A review looked at studies of patients with type 1 or 2 diabetes that compared intensive glycemic control (targeting HbA1c <7% or fasting glucose level <120 mg/dL [6.67 mmol/L]) with standard control (target of HbA1c ≥7%, fasting glucose level ≥120 mg/dL [6.67 mmol/L], or author-defined) for six months or longer. The review found no significant differences in rates of end-stage kidney disease (ESKD) or cardiovascular (CV) events between the groups.
The study was published in the Cochrane Library on June 8. The following commentary by Indranil Dasgupta, MBBS, MD, DM, and Ajay K. Singh, MBBS, MBA, was published in the ACP Journal Club section of the Oct. 17 Annals of Internal Medicine.
Diabetes is a major risk factor for CV events and death and a leading cause of ESKD. The review by Ruospo and colleagues suggests that treating diabetes with strict glycemic control does not reduce mortality or CV risk, or slow progression of kidney disease. This begs the question of whether strict glycemic control for preventing any complications is warranted.
The findings of the review are limited by high or unclear risk for bias in several domains of most trials, low or very low certainty of evidence for many outcomes, and inadequate reporting of potentially harmful consequences of intensive glycemic control. Only about 30% of trials enrolled patients with type 1 diabetes, reducing the generalizability of the results. Further, results may not apply to newer agents for type 2 diabetes, including sodium–glucose cotransporter-2 inhibitors and glucagon-like peptide-1 agonists, which seem to have CV and renal benefits beyond their glycemic effect.
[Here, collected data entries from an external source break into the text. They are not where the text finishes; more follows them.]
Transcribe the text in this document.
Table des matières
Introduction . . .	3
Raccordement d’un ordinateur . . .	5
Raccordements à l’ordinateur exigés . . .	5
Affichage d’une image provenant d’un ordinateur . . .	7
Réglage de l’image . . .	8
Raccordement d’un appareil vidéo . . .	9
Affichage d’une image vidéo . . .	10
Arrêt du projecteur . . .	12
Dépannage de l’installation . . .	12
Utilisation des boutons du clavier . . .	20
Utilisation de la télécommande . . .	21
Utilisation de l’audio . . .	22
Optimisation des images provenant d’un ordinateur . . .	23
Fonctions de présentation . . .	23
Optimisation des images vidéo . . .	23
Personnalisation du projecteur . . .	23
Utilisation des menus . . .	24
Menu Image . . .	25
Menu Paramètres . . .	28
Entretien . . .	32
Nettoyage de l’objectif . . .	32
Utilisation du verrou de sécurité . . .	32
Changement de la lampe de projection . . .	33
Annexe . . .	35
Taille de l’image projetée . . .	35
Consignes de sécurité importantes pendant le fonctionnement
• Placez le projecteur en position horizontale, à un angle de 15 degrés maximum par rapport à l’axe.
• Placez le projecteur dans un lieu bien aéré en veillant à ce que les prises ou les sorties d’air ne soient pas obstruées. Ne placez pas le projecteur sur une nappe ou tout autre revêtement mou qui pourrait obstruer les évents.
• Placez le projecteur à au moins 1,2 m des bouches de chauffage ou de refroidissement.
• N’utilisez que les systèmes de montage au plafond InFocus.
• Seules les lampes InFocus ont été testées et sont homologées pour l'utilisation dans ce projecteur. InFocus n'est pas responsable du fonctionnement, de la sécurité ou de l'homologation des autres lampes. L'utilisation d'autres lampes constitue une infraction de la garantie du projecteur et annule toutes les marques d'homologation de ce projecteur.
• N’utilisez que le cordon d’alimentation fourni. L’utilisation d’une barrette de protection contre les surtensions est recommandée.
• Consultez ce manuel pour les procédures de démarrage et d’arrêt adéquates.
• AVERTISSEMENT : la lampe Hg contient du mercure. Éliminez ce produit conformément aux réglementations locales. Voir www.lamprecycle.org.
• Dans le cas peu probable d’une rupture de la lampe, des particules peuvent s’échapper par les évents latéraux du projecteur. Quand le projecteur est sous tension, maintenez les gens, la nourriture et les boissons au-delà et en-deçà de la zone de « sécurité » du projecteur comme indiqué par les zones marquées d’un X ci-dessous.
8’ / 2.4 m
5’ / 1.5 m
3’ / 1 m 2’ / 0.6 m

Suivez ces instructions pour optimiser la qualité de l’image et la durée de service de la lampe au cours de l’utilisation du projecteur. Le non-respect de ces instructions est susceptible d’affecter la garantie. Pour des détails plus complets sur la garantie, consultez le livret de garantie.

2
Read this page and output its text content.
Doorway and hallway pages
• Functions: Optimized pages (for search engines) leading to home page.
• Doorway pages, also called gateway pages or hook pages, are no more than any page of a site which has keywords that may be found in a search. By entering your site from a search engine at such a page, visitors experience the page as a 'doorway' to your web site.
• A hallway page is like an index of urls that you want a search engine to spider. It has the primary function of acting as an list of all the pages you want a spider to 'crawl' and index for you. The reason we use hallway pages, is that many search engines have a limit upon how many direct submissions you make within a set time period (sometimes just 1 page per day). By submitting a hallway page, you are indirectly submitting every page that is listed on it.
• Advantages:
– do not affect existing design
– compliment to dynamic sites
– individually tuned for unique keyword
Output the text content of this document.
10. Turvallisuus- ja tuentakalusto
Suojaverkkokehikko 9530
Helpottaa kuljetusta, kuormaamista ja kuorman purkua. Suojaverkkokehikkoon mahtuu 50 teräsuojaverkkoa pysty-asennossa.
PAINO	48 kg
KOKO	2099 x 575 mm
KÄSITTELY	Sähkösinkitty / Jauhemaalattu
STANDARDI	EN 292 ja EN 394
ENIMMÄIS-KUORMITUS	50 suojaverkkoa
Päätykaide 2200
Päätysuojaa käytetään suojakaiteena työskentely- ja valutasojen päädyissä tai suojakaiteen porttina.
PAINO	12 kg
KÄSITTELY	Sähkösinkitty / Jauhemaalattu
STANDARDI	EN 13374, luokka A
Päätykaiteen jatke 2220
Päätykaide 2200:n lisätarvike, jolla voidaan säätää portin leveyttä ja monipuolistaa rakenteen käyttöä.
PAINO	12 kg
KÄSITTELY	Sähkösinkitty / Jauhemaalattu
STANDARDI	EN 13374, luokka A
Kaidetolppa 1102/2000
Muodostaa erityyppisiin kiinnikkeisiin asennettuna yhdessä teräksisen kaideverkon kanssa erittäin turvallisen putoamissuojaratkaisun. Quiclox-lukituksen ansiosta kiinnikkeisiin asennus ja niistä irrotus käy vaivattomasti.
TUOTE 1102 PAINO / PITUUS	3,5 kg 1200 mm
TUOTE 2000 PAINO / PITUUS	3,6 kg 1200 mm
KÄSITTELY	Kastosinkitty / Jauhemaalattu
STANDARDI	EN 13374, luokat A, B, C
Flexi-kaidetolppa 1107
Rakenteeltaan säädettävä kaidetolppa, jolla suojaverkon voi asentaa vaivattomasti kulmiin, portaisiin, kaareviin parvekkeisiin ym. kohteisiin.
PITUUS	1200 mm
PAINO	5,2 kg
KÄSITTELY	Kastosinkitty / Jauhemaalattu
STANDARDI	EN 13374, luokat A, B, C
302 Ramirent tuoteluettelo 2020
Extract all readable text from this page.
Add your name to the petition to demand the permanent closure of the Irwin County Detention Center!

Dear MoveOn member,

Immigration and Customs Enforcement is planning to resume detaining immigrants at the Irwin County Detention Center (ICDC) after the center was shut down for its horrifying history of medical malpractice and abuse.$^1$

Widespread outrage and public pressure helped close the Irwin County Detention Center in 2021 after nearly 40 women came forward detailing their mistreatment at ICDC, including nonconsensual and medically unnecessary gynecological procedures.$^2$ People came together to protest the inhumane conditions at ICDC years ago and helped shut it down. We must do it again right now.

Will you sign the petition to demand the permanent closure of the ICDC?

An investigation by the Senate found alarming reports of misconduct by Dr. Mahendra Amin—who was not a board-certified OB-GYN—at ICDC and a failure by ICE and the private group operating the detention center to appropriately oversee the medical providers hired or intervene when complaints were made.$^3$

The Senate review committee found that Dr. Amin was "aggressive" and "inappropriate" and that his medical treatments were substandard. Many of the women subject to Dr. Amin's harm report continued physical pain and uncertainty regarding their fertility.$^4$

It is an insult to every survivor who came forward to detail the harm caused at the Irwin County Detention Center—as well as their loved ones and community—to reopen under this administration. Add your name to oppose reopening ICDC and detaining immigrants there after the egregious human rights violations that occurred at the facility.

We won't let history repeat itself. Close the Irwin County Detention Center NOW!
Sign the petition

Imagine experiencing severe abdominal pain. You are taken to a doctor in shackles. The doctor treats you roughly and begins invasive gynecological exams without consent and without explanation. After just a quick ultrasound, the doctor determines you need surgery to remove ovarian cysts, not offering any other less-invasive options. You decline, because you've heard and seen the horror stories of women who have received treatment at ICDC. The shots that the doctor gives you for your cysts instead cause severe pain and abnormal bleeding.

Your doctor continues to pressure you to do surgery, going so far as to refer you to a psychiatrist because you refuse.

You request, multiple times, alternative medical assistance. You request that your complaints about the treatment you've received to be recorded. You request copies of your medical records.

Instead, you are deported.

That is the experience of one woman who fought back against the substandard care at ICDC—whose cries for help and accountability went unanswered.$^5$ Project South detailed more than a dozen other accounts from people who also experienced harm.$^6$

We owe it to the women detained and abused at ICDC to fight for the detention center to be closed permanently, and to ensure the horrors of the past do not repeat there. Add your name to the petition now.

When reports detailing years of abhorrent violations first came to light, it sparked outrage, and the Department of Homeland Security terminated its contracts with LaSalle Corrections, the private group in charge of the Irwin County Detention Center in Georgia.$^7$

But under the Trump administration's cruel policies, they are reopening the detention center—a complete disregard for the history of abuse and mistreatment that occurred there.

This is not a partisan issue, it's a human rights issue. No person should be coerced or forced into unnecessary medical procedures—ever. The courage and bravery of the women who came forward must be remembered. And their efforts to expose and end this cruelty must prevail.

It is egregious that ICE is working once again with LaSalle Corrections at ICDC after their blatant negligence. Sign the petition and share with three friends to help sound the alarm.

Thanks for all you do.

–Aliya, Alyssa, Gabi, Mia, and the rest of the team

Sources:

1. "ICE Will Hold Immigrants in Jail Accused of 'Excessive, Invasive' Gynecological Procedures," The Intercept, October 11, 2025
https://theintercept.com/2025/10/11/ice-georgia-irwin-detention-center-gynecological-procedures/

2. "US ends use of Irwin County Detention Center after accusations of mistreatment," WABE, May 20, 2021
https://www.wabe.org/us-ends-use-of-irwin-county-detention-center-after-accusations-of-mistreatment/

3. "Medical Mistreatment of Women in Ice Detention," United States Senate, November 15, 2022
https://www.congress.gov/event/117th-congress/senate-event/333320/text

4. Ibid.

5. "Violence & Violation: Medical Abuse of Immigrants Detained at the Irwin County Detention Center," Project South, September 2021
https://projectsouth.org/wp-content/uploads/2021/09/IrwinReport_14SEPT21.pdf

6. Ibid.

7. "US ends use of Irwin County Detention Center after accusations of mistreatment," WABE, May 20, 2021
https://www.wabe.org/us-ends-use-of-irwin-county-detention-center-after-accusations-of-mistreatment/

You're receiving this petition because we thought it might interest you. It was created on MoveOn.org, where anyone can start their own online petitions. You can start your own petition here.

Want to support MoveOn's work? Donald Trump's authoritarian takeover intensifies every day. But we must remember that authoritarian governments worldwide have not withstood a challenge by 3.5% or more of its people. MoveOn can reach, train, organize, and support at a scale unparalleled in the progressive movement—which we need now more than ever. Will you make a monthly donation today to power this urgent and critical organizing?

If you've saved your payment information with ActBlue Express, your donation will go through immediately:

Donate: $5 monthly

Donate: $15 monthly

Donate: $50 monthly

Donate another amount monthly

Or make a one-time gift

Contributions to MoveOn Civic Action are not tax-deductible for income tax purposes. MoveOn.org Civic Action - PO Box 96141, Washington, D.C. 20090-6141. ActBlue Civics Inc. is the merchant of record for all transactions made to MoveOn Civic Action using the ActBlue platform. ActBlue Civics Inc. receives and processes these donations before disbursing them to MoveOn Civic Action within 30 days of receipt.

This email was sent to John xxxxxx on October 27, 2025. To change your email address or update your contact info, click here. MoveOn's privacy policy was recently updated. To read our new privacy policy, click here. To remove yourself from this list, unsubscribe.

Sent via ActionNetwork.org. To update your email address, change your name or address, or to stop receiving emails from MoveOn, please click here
Although clinicians may consider whether it would be better to focus on intensive blood pressure (BP) control rather than tight glycemic control in patients with diabetes, more trial data are needed to reach such a conclusion. However, meta-analyses of BP control in diabetes have shown similar results in patients with baseline systolic BP <140 mm Hg: Treatment had no observed benefits and increased risk for CV death.
Given the rarity of most key outcomes, especially ESKD, a large 5- to 10-year trial is needed. Until then, these results will inform discussions between patients with diabetes and health professionals regarding treatment targets.